Anaïs Marcelli, une petite fille de 10 ans, domiciliée à Mulhouse, avait disparu le 14 janvier 1991 alors qu’elle revenait de l’école à son domicile. Plus de trois mois après, son corps avait été retrouvé le 21 avril 1991, au col de Bussang. L’enquête avait conclu à un décès par étouffement. Mais le crime reste, 31 ans plus tard, un cold case.

Depuis qu’elle a été relancée en 2015, l’enquête doit composer avec les souvenirs confus du grand-père de la victime, déjà soupçonné au début des faits. Il est le père adoptif de la mère d’Anaïs.

Il est apparu qu’il avait abusé de sa fille adoptive durant son adolescence. « Il a évidemment fait partie des pistes. Ses antécédents posent forcément question, mais rien n’a jamais été suffisant pour l’accrocher malgré des éléments très troublants » avait confié, au journal Le Parisien,  un enquêteur qui a suivi l’affaire.

A 87 ans et après deux AVC, il ne peut plus être entendu.
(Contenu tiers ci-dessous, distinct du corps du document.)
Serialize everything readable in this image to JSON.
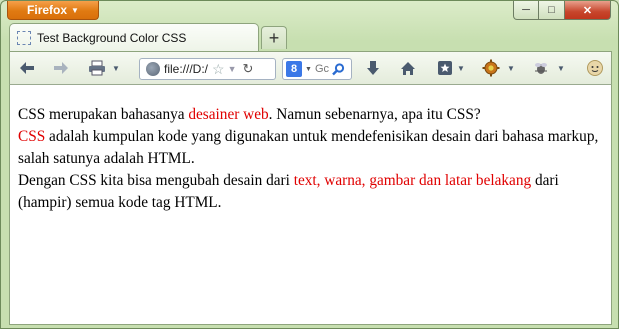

Des soupçons ont également pesé sur plusieurs tireurs en série mais sans qu’aucune piste ne réussisse à aboutir.

Au tribunal de Mulhouse, le dossier est passé entre les mains de plusieurs juges d’instruction, c’est Adeline Midez qui en est en charge à ce jour. Mais cette dernière vient de prendre une mesure qui pourrait donner un nouvel élan à l’enquête.

En effet, elle a décidé de son dessaisissement et de le confier le dossier à l’office central pour la répression des violences aux personnes (OCRVP) de la police judiciaire, basé à Nanterre. Nouvellement créée, cette juridiction est chargée de reprendre la main sur des crimes complexes et souvent anciens. Elle pourra reprendre certaines pistes de l’enquête ou réétudier des éléments du volumineux dossier.